Schéma : Méthode de calcul du poids économique du tourisme en 2021

Méthode de calcul du poids économique du tourisme en 2021
Champ : France entière.
Source : Insee, compte satellite du tourisme, base 2014.
Le PIB du tourisme représente la moitié des dépenses des touristes

Tout ce que dépensent les touristes ne peut pas être assimilé à la création de richesse associée au tourisme. Par exemple, le prix payé pour une nuit d’hôtel avec petit-déjeuner sert en partie à payer les aliments dont l’hôtel a besoin pour servir les petits-déjeuners, mais aussi des produits d’entretien pour le ménage, de l’énergie pour le chauffage… qui constituent des consommations intermédiaires. Ces consommations intermédiaires doivent ainsi être retirées du montant de la dépense des touristes pour mesurer la valeur ajoutée directement produite par l’hôtel.

En outre, certaines dépenses des touristes portent sur des biens et services qui n’ont pas été produits en France mais ont été importés. Représentant des montants nettement moins élevés que les consommations intermédiaires, le montant de ces importations est également à retirer pour calculer la valeur ajoutée. Par exemple, un souvenir qu’un visiteur achète lors de son séjour en France a pu être fabriqué à l’étranger et seul l’écart entre son prix de vente et son prix d’importation compte dans la valeur ajoutée.

Au total, le PIB du tourisme correspond à la somme des valeurs ajoutées directement liées au tourisme dans chaque secteur d’activité, c’est-à-dire aux dépenses des touristes desquelles sont retirées les consommations intermédiaires et les importations, à laquelle on ajoute les impôts et on retire les subventions. En 2021, les dépenses des touristes, dites aussi « consommation touristique intérieure », sont estimées à 140 milliards d’euros.
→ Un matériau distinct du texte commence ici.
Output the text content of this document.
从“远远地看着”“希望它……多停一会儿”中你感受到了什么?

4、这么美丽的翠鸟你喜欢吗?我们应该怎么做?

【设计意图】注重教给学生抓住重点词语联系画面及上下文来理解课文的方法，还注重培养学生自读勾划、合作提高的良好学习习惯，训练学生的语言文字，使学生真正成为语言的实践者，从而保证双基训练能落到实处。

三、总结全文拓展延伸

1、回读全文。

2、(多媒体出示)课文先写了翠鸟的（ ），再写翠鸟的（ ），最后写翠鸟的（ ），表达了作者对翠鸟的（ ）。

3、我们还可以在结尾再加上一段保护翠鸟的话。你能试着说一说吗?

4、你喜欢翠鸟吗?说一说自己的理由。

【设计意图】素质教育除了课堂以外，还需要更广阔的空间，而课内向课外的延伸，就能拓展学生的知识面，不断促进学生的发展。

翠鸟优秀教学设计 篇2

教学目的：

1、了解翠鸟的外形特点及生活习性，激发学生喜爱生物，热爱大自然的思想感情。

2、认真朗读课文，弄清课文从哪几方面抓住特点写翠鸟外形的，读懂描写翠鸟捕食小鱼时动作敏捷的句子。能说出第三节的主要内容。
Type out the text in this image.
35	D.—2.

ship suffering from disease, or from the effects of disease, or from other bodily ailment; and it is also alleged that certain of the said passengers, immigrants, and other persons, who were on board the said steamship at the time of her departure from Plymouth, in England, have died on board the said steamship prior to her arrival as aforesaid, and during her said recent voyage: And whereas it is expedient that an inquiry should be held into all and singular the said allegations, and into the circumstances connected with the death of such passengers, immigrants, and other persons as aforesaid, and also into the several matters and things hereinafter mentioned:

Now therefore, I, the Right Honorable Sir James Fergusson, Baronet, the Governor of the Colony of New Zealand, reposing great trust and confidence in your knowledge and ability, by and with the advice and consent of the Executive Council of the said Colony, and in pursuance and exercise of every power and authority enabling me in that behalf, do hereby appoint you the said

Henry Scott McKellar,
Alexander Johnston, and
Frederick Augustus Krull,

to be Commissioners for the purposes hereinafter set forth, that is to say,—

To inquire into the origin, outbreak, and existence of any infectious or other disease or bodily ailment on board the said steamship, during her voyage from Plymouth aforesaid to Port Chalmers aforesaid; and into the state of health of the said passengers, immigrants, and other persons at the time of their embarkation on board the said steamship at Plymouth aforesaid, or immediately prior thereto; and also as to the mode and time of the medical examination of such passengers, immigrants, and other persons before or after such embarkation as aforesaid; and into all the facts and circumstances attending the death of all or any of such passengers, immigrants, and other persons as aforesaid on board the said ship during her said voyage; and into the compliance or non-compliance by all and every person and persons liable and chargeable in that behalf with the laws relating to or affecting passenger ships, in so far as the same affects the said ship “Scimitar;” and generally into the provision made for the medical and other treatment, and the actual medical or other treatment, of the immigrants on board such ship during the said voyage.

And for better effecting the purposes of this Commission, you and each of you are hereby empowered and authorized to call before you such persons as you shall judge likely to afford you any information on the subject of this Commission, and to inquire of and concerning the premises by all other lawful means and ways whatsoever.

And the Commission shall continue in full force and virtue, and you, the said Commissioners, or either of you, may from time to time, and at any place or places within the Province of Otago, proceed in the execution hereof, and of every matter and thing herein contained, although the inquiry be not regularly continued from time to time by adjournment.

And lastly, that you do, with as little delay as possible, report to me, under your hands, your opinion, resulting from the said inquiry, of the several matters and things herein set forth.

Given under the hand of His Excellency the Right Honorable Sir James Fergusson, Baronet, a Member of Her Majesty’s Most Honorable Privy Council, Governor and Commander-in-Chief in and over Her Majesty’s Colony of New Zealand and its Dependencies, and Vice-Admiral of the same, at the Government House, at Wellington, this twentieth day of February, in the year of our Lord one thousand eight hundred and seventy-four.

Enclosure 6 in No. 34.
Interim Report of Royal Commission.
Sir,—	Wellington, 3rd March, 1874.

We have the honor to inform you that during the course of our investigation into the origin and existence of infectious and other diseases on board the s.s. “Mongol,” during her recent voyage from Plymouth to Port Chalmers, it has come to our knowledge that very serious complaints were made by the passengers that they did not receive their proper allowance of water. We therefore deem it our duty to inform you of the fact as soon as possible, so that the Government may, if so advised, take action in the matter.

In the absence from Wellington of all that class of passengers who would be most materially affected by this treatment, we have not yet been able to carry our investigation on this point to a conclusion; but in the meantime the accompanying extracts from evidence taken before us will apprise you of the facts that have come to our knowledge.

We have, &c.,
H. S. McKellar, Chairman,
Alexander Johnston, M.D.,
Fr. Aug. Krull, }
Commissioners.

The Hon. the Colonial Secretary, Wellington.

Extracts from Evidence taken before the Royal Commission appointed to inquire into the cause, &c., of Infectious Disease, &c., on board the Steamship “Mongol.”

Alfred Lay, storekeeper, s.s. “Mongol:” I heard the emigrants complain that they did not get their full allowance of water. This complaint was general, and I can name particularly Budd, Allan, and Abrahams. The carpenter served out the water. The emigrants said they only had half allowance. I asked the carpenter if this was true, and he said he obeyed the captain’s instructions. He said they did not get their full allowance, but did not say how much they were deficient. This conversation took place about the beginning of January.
En retirant les consommations intermédiaires et les importations de biens et services, on aboutit au PIB direct du tourisme, estimé à 75,7 milliards d’euros.

Si on reprend l’exemple de la restauration, ce secteur crée 32,9 milliards d’euros de valeur ajoutée en 2021. Considérant que 20 % de l’activité de restauration est touristique cette année là, la valeur ajoutée directe du tourisme pour les restaurants et cafés s’établit ainsi à 6,7 milliards d’euros.

La clientèle domestique génère les trois quarts du PIB touristique en 2021

Quelle part du PIB touristique relève de la clientèle domestique, c’est-à-dire les touristes résidents qui consomment en France, et quelle part dépend des touristes non-résidents, qui viennent de l’étranger ? Ces derniers dépensent individuellement davantage que les touristes résidents, par exemple dans la restauration. Mais comme ils sont beaucoup moins nombreux, la dépense touristique dépend majoritairement de la clientèle résidente : en 2021, celle-ci contribue à 72 % de la dépense touristique. C’était 64 % en 2019, la clientèle étrangère ayant été partiellement absente du fait de la crise sanitaire en 2021. La clientèle domestique génère ainsi l’essentiel du PIB touristique.

Deux guides de référence pour évaluer le poids économique du tourisme
Pour que les données soient comparables entre pays et dans le temps, l’Insee applique des méthodes conformes aux recommandations internationales. Plusieurs pays se sont ainsi dotés dans les années 1990 de grandeurs économiques issues de leur comptabilité nationale pour tenter d’estimer le poids économique du tourisme. Les travaux ont été progressivement repris puis synthétisés par les organisations internationales (ONU, OCDE, Union européenne), aboutissant à deux guides de référence : un guide précisant les concepts et le champ du tourisme (IRTS) et un autre définissant un compte satellite du tourisme (TSA-RMF). Les concepts et les méthodes de mesure économique du tourisme sont ainsi stabilisés depuis 2008 au niveau international.